On peut aussi citer la situation de l’organisateur de compétition sportive. Elle a donné lieu à plusieurs contentieux, qui ont abouti à la consécration par la jurisprudence, d’un droit similaire à son profit sur la manifestation qu’il organise, avant d’être reconnu par la loi, au nom de la protection des investissements consentis(11). Il a la maîtrise de l’exploitation de l’événement dont il a la responsabilité. Pour la presse, l’adoption d’un droit voisin s’impose, en complément du dispositif Hadopi prévu par le Code de la propriété intellectuelle.

Faire reconnaître le rôle de l’éditeur de presse dans la chaîne de valeur, constitue un enjeu majeur. La consécration d’un droit spécifique, tel qu’un droit voisin, renforcera ses droits contre les réutilisations illégales, et lui permettra d’accéder à un partage de la valeur plus équitable.

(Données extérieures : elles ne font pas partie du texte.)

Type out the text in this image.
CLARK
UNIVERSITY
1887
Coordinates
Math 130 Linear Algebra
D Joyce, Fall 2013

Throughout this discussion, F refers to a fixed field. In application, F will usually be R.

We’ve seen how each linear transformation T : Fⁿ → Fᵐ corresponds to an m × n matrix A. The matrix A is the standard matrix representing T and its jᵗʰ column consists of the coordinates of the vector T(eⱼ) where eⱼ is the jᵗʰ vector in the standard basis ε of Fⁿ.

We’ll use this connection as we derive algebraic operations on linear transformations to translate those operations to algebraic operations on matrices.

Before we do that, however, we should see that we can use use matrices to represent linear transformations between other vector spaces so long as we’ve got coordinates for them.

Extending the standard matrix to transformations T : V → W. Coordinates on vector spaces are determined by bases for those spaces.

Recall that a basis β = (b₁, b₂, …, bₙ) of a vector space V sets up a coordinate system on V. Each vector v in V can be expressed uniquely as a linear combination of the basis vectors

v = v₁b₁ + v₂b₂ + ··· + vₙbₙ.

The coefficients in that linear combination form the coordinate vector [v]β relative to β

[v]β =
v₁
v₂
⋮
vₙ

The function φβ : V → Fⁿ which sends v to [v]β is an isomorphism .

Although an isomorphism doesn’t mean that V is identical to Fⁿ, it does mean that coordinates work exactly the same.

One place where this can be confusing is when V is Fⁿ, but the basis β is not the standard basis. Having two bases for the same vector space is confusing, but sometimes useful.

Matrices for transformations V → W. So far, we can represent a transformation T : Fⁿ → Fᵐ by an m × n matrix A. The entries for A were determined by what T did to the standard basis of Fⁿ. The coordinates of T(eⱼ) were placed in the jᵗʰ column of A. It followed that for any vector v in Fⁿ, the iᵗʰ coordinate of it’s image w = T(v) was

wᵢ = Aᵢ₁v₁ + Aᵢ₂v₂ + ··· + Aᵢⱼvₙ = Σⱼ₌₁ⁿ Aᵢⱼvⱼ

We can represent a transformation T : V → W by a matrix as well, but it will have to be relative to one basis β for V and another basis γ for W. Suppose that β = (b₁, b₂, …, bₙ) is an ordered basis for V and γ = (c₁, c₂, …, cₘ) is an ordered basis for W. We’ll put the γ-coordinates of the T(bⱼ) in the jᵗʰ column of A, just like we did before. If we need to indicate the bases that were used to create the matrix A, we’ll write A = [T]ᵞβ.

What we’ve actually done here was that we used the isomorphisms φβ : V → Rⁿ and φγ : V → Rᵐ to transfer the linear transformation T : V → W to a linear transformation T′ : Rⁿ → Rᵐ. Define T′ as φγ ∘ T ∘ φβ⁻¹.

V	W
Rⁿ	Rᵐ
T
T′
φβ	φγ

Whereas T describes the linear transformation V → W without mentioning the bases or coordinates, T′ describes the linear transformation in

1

Ne rien faire, reviendrait à l’affaiblir, laissant de prochaines décisions de justice poursuivre le mouvement déjà entamé de remise en cause de ses droits. Bref, une clarification du cadre juridique, indépendamment des droits d’auteur sur les contenus, est indispensable pour assurer les développements des futures offres éditoriales et pour la préservation du pluralisme de la presse. Elle doit passer par une intervention législative en ce sens.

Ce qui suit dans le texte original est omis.